Tak hanya melalui bazar, pelaku juga diketahui mendistribusikan produk kedaluwarsa itu kepada para pedagang kelontong di wilayah Bogor, serta menjual langsung kepada konsumen di daerah Serpong dan sekitarnya.

Modus operandi yang digunakan para pelaku cukup rapi.
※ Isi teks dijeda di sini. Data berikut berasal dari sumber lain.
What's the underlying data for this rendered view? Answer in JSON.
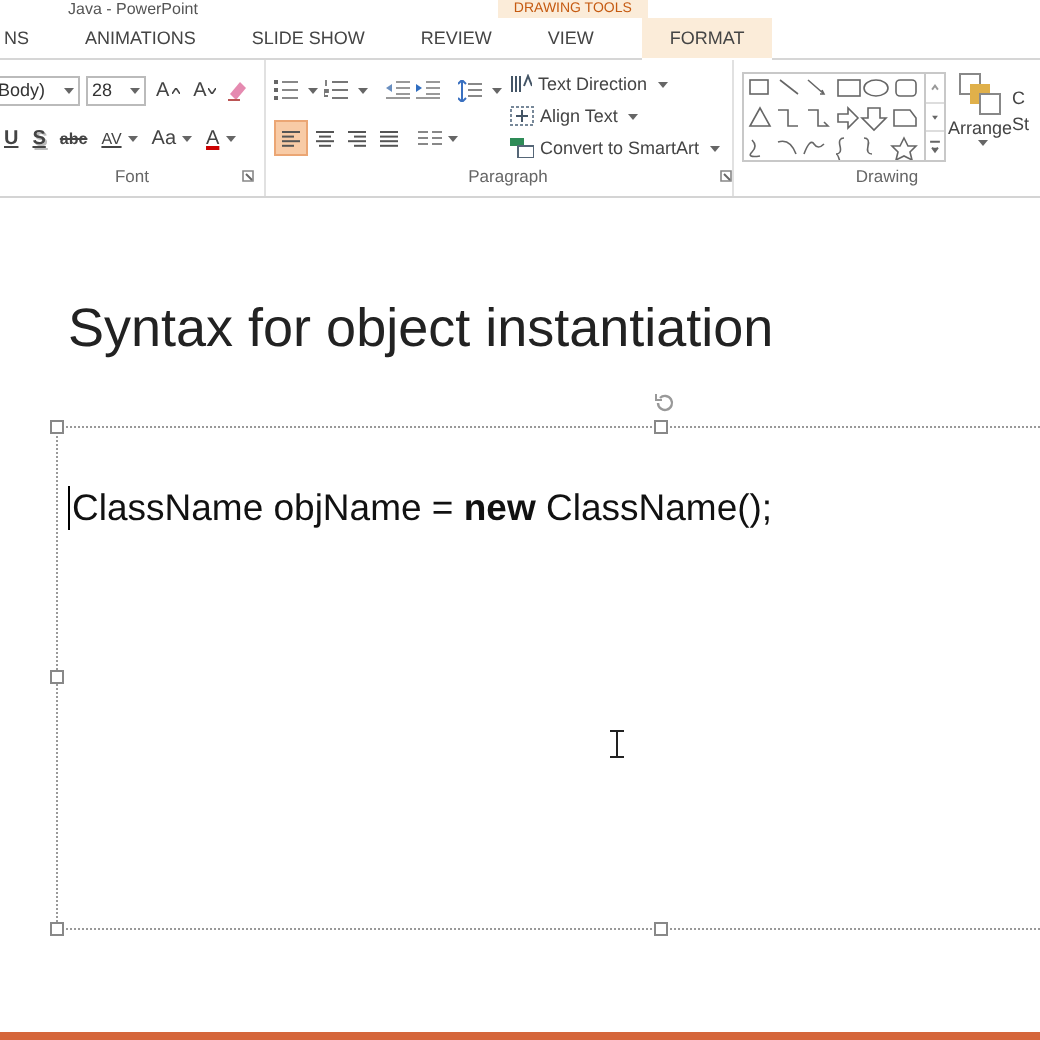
{
  "window": {
    "title": "Java - PowerPoint"
  },
  "ribbon_tabs": {
    "context_label": "DRAWING TOOLS",
    "tabs": [
      {
        "label": "NS",
        "selected": false
      },
      {
        "label": "ANIMATIONS",
        "selected": false
      },
      {
        "label": "SLIDE SHOW",
        "selected": false
      },
      {
        "label": "REVIEW",
        "selected": false
      },
      {
        "label": "VIEW",
        "selected": false
      },
      {
        "label": "FORMAT",
        "selected": true
      }
    ]
  },
  "font_group": {
    "font_name": "Body)",
    "font_size": "28",
    "label": "Font",
    "size_buttons": [
      {
        "kind": "grow",
        "label": "A"
      },
      {
        "kind": "shrink",
        "label": "A"
      }
    ],
    "format_buttons": [
      {
        "kind": "underline",
        "label": "U"
      },
      {
        "kind": "shadow",
        "label": "S"
      },
      {
        "kind": "strike",
        "label": "abc"
      },
      {
        "kind": "spacing",
        "label": "AV"
      },
      {
        "kind": "case",
        "label": "Aa"
      },
      {
        "kind": "color",
        "label": "A"
      }
    ]
  },
  "paragraph_group": {
    "label": "Paragraph",
    "alignments": [
      {
        "kind": "left",
        "selected": true
      },
      {
        "kind": "center",
        "selected": false
      },
      {
        "kind": "right",
        "selected": false
      },
      {
        "kind": "justify",
        "selected": false
      }
    ],
    "commands": [
      {
        "kind": "direction",
        "label": "Text Direction"
      },
      {
        "kind": "align",
        "label": "Align Text"
      },
      {
        "kind": "smartart",
        "label": "Convert to SmartArt"
      }
    ]
  },
  "drawing_group": {
    "label": "Drawing",
    "arrange": "Arrange",
    "quick_styles": [
      "C",
      "St"
    ]
  },
  "slide": {
    "title": "Syntax for object instantiation",
    "body": "ClassName objName = **new** ClassName();"
  }
}
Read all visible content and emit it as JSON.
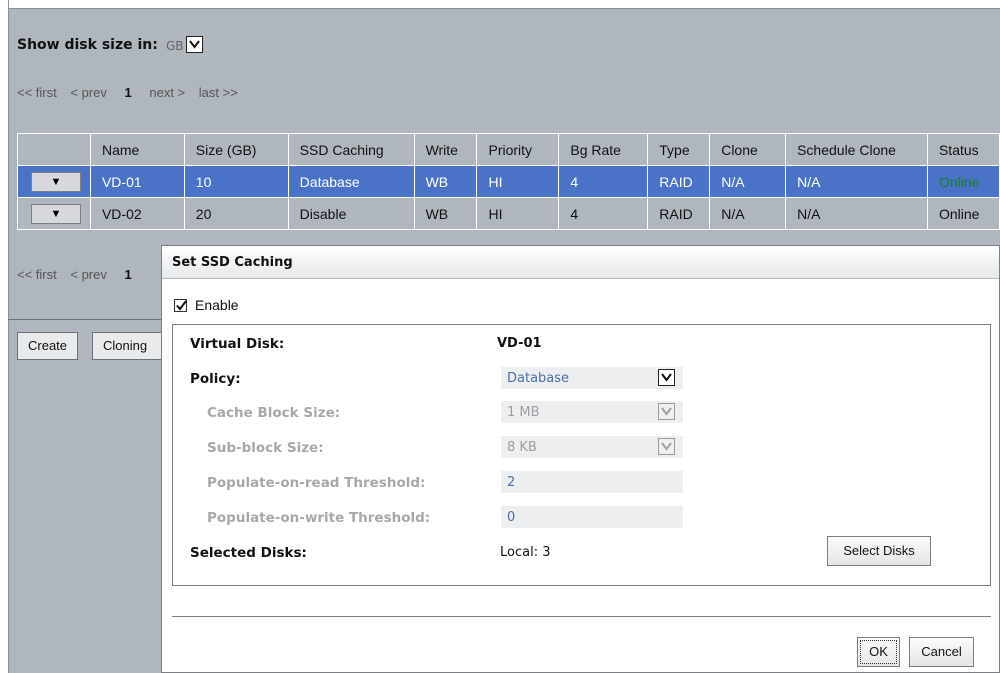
{
  "disk_size": {
    "label": "Show disk size in:",
    "unit": "GB"
  },
  "pager_top": {
    "first": "<< first",
    "prev": "< prev",
    "page": "1",
    "next": "next >",
    "last": "last >>"
  },
  "pager_bottom": {
    "first": "<< first",
    "prev": "< prev",
    "page": "1"
  },
  "table": {
    "columns": [
      "Name",
      "Size (GB)",
      "SSD Caching",
      "Write",
      "Priority",
      "Bg Rate",
      "Type",
      "Clone",
      "Schedule Clone",
      "Status"
    ],
    "rows": [
      {
        "name": "VD-01",
        "size": "10",
        "ssd": "Database",
        "write": "WB",
        "priority": "HI",
        "bg_rate": "4",
        "type": "RAID",
        "clone": "N/A",
        "schedule_clone": "N/A",
        "status": "Online"
      },
      {
        "name": "VD-02",
        "size": "20",
        "ssd": "Disable",
        "write": "WB",
        "priority": "HI",
        "bg_rate": "4",
        "type": "RAID",
        "clone": "N/A",
        "schedule_clone": "N/A",
        "status": "Online"
      }
    ],
    "action_glyph": "▼"
  },
  "bottom_buttons": {
    "create": "Create",
    "cloning": "Cloning"
  },
  "dialog": {
    "title": "Set SSD Caching",
    "enable_label": "Enable",
    "virtual_disk_label": "Virtual Disk:",
    "virtual_disk_value": "VD-01",
    "policy_label": "Policy:",
    "policy_value": "Database",
    "cache_block_label": "Cache Block Size:",
    "cache_block_value": "1 MB",
    "sub_block_label": "Sub-block Size:",
    "sub_block_value": "8 KB",
    "por_label": "Populate-on-read Threshold:",
    "por_value": "2",
    "pow_label": "Populate-on-write Threshold:",
    "pow_value": "0",
    "selected_disks_label": "Selected Disks:",
    "selected_disks_value": "Local: 3",
    "select_disks_button": "Select Disks",
    "ok_button": "OK",
    "cancel_button": "Cancel"
  }
}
Mereka menghapus atau mengaburkan informasi tanggal kedaluwarsa produk, baik yang sudah habis maupun yang mendekati batas waktu konsumsi, sebelum kemudian dijual kembali kepada masyarakat.

Aksi ini terbongkar setelah pihak kepolisian melakukan penelusuran dan penggerebekan pada Jumat (4/7), yang berujung pada penangkapan dua tersangka.

Atas perbuatannya, A dan SA dijerat dengan sejumlah pasal pidana, di antaranya Pasal 8 ayat (1) huruf a dan g, serta ayat (2) dan (3) jo Pasal 62 ayat (1) UU No. 8 Tahun 1999 tentang Perlindungan Konsumen; Pasal 140 jo Pasal 86 ayat (2) dan Pasal 143 jo Pasal 99 UU No. 18 Tahun 2012 tentang Pangan; serta Pasal 435 jo Pasal 138 ayat (2) dan (3) UU No. 17 Tahun 2023 tentang Kesehatan.

“Ancaman hukuman maksimal 12 tahun penjara dan denda hingga Rp10 miliar,” tegas Ade Safri.

Kasus ini menjadi peringatan bagi masyarakat untuk lebih waspada terhadap produk yang dijual di luar jalur distribusi resmi, khususnya di bazar atau toko kelontong yang belum tentu memeriksa tanggal kedaluwarsa barang dagangannya secara ketat.